Hace 55 años que el Nobel de Física no lo obtenía una mujer. La última en conseguirlo fue Maria Goeppert-Mayer, en 1963, por su propuesta del modelo de capas del núcleo de los átomos. Antes de ella, la primera ganadora fue la polaca Marie Curie en 1903 por sus aportaciones a la investigación de la radiación. En 2018, la científica canadiense Donna Strickland lo consiguió por sus estudios y logros en el campo de los láser. De hecho, el premio señala el primer artículo científico publicado por Strickland en su carrera académica.
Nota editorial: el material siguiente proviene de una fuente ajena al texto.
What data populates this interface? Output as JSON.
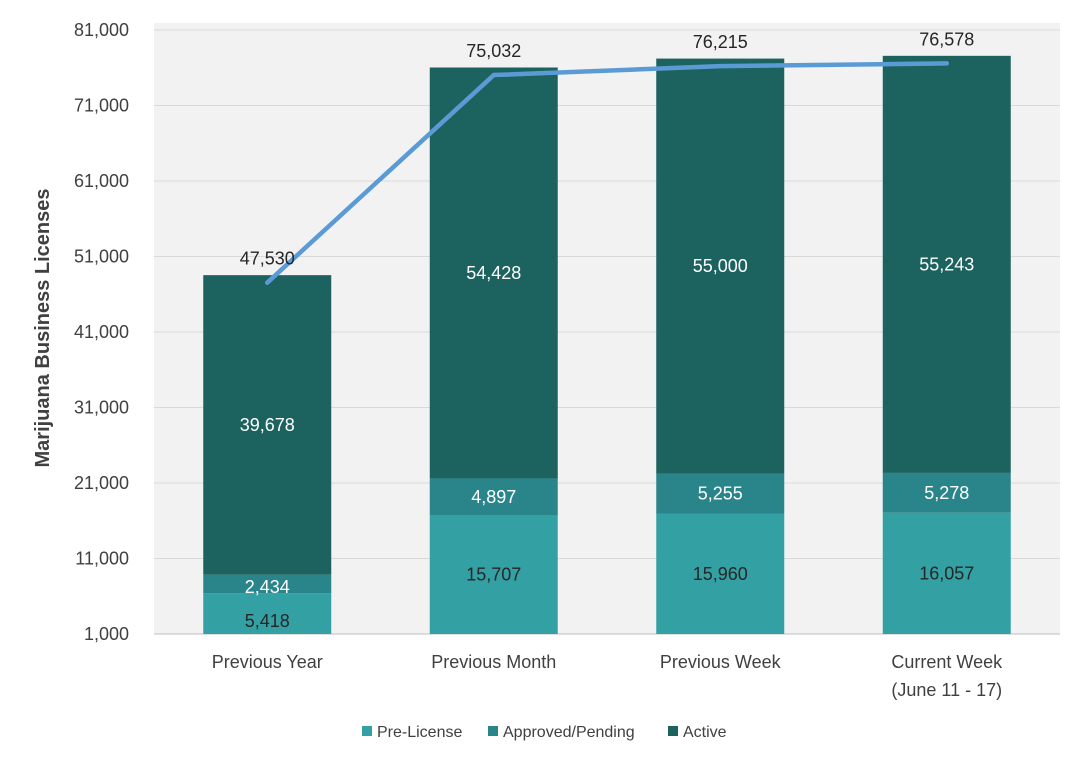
{
  "chart_data": {
    "type": "bar",
    "stacked": true,
    "ylabel": "Marijuana Business Licenses",
    "ylim": [
      1000,
      81000
    ],
    "yticks": [
      1000,
      11000,
      21000,
      31000,
      41000,
      51000,
      61000,
      71000,
      81000
    ],
    "ytick_labels": [
      "1,000",
      "11,000",
      "21,000",
      "31,000",
      "41,000",
      "51,000",
      "61,000",
      "71,000",
      "81,000"
    ],
    "categories": [
      [
        "Previous Year"
      ],
      [
        "Previous Month"
      ],
      [
        "Previous Week"
      ],
      [
        "Current Week",
        "(June 11 - 17)"
      ]
    ],
    "series": [
      {
        "name": "Pre-License",
        "color": "#33a1a4",
        "label_color": "#262626",
        "values": [
          5418,
          15707,
          15960,
          16057
        ],
        "labels": [
          "5,418",
          "15,707",
          "15,960",
          "16,057"
        ]
      },
      {
        "name": "Approved/Pending",
        "color": "#2a858b",
        "label_color": "#ffffff",
        "values": [
          2434,
          4897,
          5255,
          5278
        ],
        "labels": [
          "2,434",
          "4,897",
          "5,255",
          "5,278"
        ]
      },
      {
        "name": "Active",
        "color": "#1c6360",
        "label_color": "#ffffff",
        "values": [
          39678,
          54428,
          55000,
          55243
        ],
        "labels": [
          "39,678",
          "54,428",
          "55,000",
          "55,243"
        ]
      }
    ],
    "totals": {
      "name": "Total",
      "color": "#5b9bd5",
      "values": [
        47530,
        75032,
        76215,
        76578
      ],
      "labels": [
        "47,530",
        "75,032",
        "76,215",
        "76,578"
      ]
    },
    "plot_background": "#f2f2f2",
    "grid": true,
    "legend_position": "bottom"
  }
}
Strickland nació en Guelph, Canadá, en mayo de 1957, y es profesora asistente en la Universidad de Waterloo. La física comparte el Nobel con los científicos Arthur Ashkin, de los Laboratorios Bell en Estados Unidos, y Gérard Mourou, de la Escuela Politécnica de Francia. El trabajo de Strickland y Mourou “pavimentó el camino para conseguir las pulsaciones láser más cortas e intensas creadas por el ser humano”.

En una entrevista para el sitio web del Premio Nobel, Strickland aseguró que su primera reacción fue pensar que alguien le estaba jugando una broma cruel. A la pregunta de qué opina sobre el hecho de ser la tercera mujer en recibir el premio, Strickland tuvo esta reflexión: “No sé cómo responder porque no soy una de esas mujeres que miran estos premios y se preguntan por qué no reconocen a más mujeres, pero sé que mucha gente sí lo ve así”.

Sexismo en las ciencias y la academia

De acuerdo con un estudio publicado a principios de 2018 por el Pew Research Center, hay una importante presencia de sexismo en el área STEM (siglas en inglés para Ciencia, Tecnología, Ingeniería y Matemáticas). Según este estudio, la mitad de las mujeres con puestos profesionales en estas áreas aseguran haber experimentado discriminación por su género en el trabajo.

La misma Marie Curie, en 1903, estuvo a punto de no ser considerada para su primer Nobel (ganó uno de Química en 1911) por ser mujer. El comité del Nobel únicamente había considerado a Pierre Curie (su esposo) y a Henri Becquerel para el premio, pues la Academia Francesa de Ciencias solo los nominó a ellos. Fue la intervención del matemático Magnus Goesta Mittag-Leffler la que obligó al comité a reconocer el trabajo de Curie en su momento.

115 años después de que Curie casi fuera ignorada por el Nobel (como sí le pasó a la astrofísica Lise Meitner), Strickland reforzó la importancia de que mujeres como la polaca y Goeppert-Mayer hayan abierto brecha para las mujeres en la ciencia. “Goeppert-Mayer ni siquiera tuvo un empleo remunerado por mucho tiempo… ¿cómo pudieron pasar 20 años en su vida desde que hizo sus primeros descubrimientos relevantes hasta que se le reconoció por ello? Pero creo que los tiempos han cambiado”.

“Necesitamos celebrar a las mujeres físicas, porque están ahí afuera… me honra ser una de esas mujeres”, aseguró.